Rief, W., Nestoriuc, Y., Weiss, S., Welzel, E., Barsky, A. J., & Hofmann, S. G. (2009). Meta-analysis of the placebo response in antidepressant trials. Journal of affective disorders, 118(1-3), 1-8.
Ren, S., Ma, M., He, C., Deng, Y., Chen, X., Liu, Y., ... & He, L. (2022). Placebo effect in the treatment of non-small cell lung cancer: a meta-analysis. Journal of Bio-X Research, 5(03), 132-140.
Quattrone, Aldo; Barbagallo, Gaetano; Cerasa, Antonio; Stoessl, A. Jon (August 2018). "Neurobiology of placebo effect in Parkinson's disease: What we have learned and where we are going". Movement Disorders. 33 (8): 1213–1227.
Rief, W., Nestoriuc, Y., Weiss, S., Welzel, E., Barsky, A. J., & Hofmann, S. G. (2009). Meta-analysis of the placebo response in antidepressant trials. Journal of affective disorders, 118(1-3), 1-8.
Bérdi, M., Köteles, F., Szabó, A., & Bárdos, G. (2011). Placebo effects in sport and exercise: a meta-analysis. European Journal of Mental Health, 6(2), 196.
This is so interesting- thanks so much for such a thorough explanation! The world is definitely a crazy place, and it seems as though we are only in the beginning stages of figuring out just what we, as human beings, are really capable of. Reality is thought of in static terms by many, but embracing more possibilities is in the future- how exciting for us!
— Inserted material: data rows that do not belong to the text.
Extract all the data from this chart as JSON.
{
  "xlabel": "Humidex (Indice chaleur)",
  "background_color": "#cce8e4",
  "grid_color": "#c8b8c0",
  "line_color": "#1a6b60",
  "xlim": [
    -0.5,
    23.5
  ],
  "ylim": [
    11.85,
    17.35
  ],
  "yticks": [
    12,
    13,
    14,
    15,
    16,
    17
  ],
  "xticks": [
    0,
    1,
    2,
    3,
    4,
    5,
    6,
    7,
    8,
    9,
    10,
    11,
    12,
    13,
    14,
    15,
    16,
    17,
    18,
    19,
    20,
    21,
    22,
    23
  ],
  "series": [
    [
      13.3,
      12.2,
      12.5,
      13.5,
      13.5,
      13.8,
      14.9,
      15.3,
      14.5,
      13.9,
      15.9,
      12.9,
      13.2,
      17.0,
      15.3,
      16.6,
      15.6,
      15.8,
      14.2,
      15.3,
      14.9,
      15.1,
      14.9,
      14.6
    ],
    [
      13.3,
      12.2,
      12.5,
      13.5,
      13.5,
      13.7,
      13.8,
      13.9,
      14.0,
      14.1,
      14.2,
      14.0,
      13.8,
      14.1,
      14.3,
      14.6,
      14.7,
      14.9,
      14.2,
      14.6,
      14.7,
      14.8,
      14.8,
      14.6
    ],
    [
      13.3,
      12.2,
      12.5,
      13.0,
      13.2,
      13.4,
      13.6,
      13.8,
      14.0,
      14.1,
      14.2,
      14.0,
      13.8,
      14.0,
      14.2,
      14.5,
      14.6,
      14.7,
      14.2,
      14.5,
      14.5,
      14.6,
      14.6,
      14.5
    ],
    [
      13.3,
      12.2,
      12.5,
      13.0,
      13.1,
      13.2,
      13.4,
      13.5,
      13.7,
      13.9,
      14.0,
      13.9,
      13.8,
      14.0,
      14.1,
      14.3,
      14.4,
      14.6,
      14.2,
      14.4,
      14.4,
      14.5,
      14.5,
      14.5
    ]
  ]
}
The drastic change of reality being so different (than how it's been portrayed to us) is going to be very scary for a lot of us, as it means a huge paradigm shift in how we view reality, but the benefits will eventually, very slowly, start to show.
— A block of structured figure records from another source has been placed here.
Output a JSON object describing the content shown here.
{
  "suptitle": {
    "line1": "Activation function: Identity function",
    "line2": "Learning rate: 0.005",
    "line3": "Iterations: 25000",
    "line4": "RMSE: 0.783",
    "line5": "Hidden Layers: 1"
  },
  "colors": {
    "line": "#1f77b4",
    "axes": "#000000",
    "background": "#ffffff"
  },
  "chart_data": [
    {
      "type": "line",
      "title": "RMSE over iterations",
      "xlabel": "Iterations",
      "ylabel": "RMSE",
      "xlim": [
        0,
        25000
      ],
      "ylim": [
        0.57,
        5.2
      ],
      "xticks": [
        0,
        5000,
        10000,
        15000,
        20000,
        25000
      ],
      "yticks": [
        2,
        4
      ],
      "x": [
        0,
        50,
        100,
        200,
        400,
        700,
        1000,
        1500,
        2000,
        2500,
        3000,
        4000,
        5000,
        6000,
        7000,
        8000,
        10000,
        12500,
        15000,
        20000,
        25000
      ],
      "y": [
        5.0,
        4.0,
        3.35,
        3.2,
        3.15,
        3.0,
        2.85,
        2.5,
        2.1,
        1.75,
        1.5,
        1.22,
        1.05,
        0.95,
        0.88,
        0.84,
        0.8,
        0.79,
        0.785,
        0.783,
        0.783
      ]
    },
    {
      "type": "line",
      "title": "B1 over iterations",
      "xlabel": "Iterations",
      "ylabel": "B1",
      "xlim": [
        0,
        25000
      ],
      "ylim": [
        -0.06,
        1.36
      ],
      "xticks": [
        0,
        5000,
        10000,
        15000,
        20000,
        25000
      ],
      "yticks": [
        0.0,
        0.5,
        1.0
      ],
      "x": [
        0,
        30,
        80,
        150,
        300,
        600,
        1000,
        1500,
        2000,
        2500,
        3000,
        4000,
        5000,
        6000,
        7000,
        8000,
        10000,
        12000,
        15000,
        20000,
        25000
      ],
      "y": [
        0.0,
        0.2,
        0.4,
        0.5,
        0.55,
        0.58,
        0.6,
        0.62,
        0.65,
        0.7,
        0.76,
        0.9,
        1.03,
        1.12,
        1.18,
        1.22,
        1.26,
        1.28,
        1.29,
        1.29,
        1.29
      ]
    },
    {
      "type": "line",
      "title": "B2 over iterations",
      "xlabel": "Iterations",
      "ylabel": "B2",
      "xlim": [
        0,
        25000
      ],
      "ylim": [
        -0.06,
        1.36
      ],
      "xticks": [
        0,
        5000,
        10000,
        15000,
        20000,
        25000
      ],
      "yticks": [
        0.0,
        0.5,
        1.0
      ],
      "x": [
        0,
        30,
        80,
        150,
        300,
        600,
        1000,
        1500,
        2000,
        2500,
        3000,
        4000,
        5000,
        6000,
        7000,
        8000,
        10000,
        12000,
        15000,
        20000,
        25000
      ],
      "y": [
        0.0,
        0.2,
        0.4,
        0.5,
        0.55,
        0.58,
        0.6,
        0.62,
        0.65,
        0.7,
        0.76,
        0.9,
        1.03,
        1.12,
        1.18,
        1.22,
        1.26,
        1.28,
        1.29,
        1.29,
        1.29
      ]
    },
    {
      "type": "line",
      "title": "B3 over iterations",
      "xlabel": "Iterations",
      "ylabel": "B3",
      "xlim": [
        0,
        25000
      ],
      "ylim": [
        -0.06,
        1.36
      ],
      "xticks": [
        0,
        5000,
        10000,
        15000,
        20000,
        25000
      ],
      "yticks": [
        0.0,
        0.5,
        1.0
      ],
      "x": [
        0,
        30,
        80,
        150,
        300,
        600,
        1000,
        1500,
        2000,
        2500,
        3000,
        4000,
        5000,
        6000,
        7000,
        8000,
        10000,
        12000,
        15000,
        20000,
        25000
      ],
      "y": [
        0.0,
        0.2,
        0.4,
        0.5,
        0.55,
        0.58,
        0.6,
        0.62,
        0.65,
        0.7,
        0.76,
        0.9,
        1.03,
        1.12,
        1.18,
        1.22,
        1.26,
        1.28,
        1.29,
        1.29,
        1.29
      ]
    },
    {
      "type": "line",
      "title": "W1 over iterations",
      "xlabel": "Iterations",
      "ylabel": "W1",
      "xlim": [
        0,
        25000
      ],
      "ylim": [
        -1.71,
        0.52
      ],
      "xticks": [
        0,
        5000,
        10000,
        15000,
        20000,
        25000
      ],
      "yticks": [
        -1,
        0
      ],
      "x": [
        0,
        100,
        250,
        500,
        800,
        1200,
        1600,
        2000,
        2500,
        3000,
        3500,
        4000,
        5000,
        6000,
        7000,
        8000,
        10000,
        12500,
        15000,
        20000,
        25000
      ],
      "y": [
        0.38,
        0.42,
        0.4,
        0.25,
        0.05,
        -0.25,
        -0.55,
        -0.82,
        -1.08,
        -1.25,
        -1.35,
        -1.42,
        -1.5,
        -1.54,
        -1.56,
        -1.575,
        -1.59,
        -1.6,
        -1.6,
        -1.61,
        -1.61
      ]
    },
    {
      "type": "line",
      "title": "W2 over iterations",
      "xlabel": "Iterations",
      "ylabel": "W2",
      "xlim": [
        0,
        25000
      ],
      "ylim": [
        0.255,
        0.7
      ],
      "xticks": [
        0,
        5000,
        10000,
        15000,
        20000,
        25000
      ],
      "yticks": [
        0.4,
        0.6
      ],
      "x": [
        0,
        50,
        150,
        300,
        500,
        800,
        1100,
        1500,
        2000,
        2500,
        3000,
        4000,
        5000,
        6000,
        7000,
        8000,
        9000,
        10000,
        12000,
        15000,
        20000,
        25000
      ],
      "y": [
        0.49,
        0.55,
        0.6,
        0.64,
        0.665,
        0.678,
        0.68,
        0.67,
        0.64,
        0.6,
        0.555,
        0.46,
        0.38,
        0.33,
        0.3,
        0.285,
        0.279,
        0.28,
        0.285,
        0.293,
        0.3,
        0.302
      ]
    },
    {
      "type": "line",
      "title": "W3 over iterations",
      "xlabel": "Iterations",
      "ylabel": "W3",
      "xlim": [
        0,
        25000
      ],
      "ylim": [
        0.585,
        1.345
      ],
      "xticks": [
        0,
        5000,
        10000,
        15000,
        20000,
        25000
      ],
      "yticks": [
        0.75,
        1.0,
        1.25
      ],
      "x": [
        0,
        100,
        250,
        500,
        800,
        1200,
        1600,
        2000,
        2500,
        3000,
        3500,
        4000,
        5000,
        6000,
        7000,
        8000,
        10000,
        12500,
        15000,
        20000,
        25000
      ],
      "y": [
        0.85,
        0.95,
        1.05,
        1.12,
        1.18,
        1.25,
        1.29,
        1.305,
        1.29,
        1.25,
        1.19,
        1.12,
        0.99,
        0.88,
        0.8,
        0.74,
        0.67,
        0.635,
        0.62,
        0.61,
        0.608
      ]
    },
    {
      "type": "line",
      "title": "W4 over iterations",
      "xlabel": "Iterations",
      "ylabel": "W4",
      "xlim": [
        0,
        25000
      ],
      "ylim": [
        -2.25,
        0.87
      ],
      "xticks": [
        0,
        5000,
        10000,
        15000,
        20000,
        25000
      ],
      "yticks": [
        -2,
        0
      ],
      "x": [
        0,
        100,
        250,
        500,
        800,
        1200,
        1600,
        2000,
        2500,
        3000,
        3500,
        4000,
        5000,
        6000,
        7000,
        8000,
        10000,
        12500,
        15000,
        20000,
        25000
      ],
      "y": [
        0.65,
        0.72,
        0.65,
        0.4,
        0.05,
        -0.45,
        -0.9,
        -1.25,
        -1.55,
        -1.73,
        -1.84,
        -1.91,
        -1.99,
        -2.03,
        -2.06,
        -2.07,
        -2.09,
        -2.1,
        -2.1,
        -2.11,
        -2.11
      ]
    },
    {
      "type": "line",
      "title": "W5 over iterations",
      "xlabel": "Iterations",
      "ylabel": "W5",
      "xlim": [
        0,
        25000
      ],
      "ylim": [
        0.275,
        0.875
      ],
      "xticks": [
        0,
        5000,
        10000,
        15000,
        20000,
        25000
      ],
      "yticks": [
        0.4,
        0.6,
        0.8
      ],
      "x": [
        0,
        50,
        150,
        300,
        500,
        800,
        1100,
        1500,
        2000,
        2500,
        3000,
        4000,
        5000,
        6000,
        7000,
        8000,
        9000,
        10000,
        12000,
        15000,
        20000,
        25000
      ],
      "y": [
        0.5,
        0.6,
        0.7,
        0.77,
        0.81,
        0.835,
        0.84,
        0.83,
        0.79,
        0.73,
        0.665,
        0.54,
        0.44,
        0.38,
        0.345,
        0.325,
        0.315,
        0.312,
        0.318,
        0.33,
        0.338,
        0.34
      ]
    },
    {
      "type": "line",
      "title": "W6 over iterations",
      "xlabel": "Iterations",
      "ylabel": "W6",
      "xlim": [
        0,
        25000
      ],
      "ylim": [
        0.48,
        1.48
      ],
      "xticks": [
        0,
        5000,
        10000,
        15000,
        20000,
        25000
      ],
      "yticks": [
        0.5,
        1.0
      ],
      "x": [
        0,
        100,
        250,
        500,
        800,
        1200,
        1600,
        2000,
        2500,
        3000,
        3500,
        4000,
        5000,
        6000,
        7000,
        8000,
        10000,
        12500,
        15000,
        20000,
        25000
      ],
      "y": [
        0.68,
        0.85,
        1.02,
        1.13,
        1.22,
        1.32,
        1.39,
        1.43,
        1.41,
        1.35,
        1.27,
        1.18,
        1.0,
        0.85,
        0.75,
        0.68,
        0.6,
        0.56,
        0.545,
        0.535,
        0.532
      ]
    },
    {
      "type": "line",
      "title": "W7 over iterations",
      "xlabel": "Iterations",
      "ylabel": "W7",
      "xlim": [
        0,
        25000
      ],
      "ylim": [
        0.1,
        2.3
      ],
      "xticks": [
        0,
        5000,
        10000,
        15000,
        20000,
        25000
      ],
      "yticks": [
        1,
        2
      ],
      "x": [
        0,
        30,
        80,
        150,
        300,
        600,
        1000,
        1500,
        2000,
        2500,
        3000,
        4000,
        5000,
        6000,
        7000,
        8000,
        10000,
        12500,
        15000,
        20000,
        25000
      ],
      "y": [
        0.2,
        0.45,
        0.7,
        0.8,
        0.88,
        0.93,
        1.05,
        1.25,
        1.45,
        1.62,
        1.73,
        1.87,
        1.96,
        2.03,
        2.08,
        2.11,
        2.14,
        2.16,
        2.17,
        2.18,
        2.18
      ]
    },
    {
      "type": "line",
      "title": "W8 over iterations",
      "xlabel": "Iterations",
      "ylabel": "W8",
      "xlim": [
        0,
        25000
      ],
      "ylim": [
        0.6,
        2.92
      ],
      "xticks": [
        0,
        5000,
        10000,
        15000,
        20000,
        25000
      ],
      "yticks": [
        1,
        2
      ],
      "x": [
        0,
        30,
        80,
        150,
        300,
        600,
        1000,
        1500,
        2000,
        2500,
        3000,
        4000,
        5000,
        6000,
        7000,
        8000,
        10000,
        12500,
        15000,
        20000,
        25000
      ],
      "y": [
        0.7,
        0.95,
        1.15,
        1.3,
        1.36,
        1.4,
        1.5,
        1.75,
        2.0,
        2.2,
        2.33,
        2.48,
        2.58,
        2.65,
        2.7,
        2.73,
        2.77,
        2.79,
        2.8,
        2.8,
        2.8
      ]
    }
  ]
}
It would be interesting if they did 3 or 4 iterations of the test with the same group of people, to see if the effect happens to the same people over and over again. Seems like they should try to identify people who consistently get the right answer, and do further studies on them. If those people can do it consistently time after time, then we aren't looking at small effect sizes any more.
I am assuming that if the ability is real, that the amount of psi ability varies a lot from individual to individual, like intelligence or conscientiousness or musical talent. If that is true it might mean that the only positive results would be from cases where both the sender and receiver have more than a certain level of psi ability. It's even possible that some people can send but not receive and vice versa. So if they found some people with known good sending or receiving ability they could retry all the other people in the study, who hadn't had better than average results, and find the people who did have the ability, but it had been undected because they had been paired with someone who had very low levels of ability to send or receive.
On the other hand, if they can't find anyone who consistently gets the right answer time after time, just random different people getting the right answer at better than chance levels, then whatever is going on is much stranger, harder to understand.